Intel on Tuesday introduced a new e-book reader, one designed for the visually impaired, which can read digital files of books aloud, as well as capture images from printed material via a 5-megapixel digital camera and similarly read the text aloud at a variety of listening speeds.
Additionally, the Intel Reader, as its called, has a 4" display that will show the text in large fonts, for those impaired, and not blind. The $1,499 device may seem expensive when compared to the Kindle 2, which can also read aloud, though in a robotic voice, but this new device is designed specifically as a reader for the visually impaired, as opposed to a consumer device.

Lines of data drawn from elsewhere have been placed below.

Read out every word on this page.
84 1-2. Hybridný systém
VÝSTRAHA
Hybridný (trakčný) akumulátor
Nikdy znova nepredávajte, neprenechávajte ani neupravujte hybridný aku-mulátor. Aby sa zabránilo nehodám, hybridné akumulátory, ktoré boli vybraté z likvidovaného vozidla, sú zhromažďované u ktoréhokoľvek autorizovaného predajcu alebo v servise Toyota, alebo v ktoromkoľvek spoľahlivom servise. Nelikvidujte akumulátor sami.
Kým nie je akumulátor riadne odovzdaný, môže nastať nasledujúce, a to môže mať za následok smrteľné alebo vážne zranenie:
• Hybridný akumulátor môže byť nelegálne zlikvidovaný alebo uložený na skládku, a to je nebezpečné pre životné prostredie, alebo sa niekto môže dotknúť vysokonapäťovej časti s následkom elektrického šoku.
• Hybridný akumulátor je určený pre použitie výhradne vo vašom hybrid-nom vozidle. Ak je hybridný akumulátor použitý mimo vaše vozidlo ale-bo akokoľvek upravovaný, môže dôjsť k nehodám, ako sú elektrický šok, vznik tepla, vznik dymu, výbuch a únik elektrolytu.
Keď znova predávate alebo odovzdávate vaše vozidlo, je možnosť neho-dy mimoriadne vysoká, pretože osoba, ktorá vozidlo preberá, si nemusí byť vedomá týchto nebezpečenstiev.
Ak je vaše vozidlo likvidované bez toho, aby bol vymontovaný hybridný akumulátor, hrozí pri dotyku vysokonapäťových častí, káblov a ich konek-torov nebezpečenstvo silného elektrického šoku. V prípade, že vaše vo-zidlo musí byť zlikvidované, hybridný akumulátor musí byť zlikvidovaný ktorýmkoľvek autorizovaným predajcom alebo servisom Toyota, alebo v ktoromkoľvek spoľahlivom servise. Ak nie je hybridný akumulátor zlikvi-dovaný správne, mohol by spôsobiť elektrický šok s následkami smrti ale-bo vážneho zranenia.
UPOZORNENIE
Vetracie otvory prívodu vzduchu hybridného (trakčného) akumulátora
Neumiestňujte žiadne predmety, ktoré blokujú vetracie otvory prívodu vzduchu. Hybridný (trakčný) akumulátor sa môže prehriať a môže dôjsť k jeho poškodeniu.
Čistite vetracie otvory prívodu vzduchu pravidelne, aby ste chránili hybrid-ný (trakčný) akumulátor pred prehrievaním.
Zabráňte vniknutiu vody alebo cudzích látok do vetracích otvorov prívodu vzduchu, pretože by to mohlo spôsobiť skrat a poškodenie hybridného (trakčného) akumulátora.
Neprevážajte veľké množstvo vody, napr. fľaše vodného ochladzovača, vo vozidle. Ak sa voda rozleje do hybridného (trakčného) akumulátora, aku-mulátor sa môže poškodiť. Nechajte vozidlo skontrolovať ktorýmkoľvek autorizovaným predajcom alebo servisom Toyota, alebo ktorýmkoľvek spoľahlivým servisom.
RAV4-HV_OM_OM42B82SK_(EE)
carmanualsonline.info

In fact, you may recall that the Kindle 2's "Read-to-Me" feature, brought it criticism by The Authors Guild, saying it poached on audiobook sales, despite its obvious negatives when compared to professionally read audtiobooks. Eventually Amazon.com backed down to the Guild and added functionality that would allow publishers to decide on a title by title basis whether they want Text-to-Speech enabled for any particular title.

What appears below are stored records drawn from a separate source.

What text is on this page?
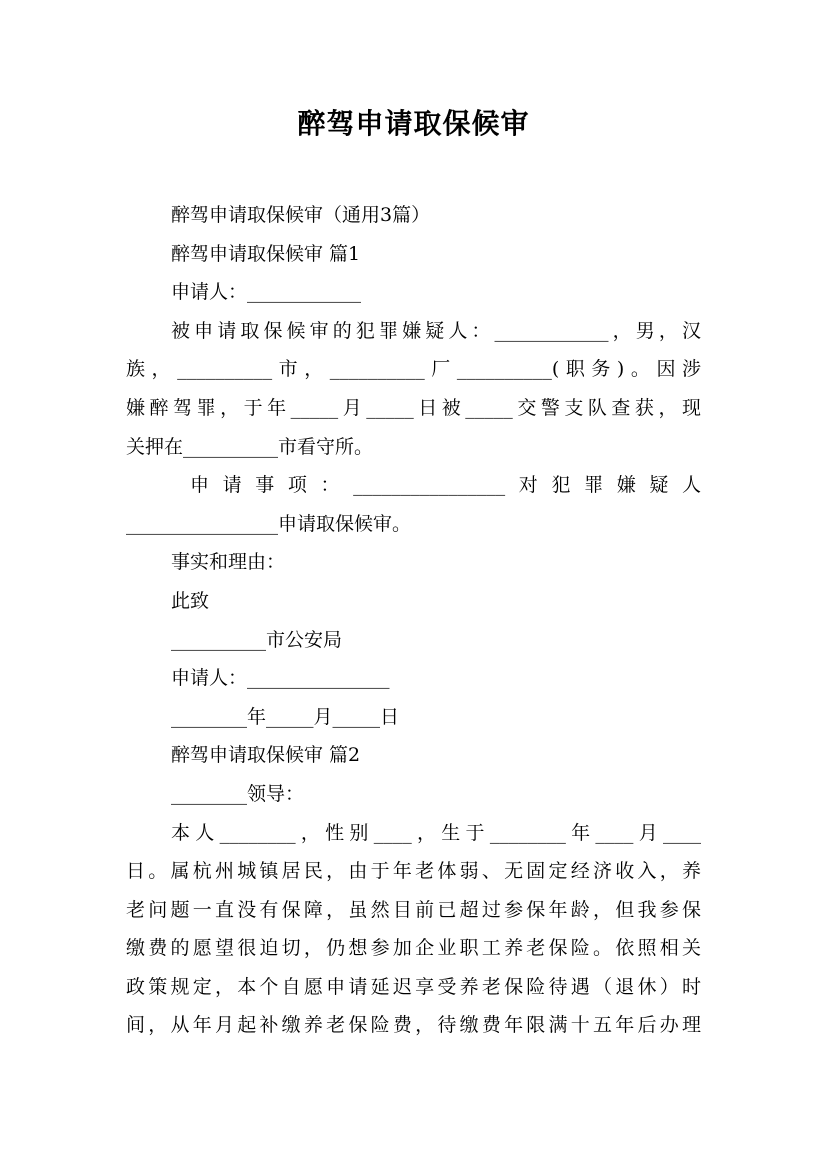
醉驾申请取保候审
醉驾申请取保候审（通用3篇）
醉驾申请取保候审 篇1
申请人：____________
被申请取保候审的犯罪嫌疑人：____________，男，汉
族，__________市，__________厂__________(职务)。因涉
嫌醉驾罪，于年_____月_____日被_____交警支队查获，现
关押在__________市看守所。
申请事项：________________对犯罪嫌疑人
________________申请取保候审。
事实和理由：
此致
__________市公安局
申请人：_______________
________年_____月_____日
醉驾申请取保候审 篇2
________领导：
本人________，性别____，生于________年____月____
日。属杭州城镇居民，由于年老体弱、无固定经济收入，养
老问题一直没有保障，虽然目前已超过参保年龄，但我参保
缴费的愿望很迫切，仍想参加企业职工养老保险。依照相关
政策规定，本个自愿申请延迟享受养老保险待遇（退休）时
间，从年月起补缴养老保险费，待缴费年限满十五年后办理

Obviously, with its more narrow focus, the Intel Reader should not run afoul of this sort of criticism.
The Intel Reader will be sold by resellers such as CTL, Howard Technology Solutions and HumanWare. Intel also makes a "docking station" (the Intel Portable Capture Station) that can hold and power the device while it is scanning a large number of pages. The company will introduce a U.K. version of the Reader in a few days and plans to roll it out in other countries as well, with localized voices (yes, the U.K. version will have a British accent).
The Intel Reader has an Intel Atom CPU and 2 GB of storage (flash RAM). It can store about 500,000 pages of text or 600 scanned book pages. With a fully charged battery, the Reader can read continuously for four hours.
Ben Foss, who lead the project, noted that there are exceptions from copyright law for the visually and otherwise disabled, that will allow users to make copies of books, as well as access other repositories such as The Gutenberg Project. Interestingly, as a side note, Foss grew up with dyslexia, giving him a personal interest in the project's success.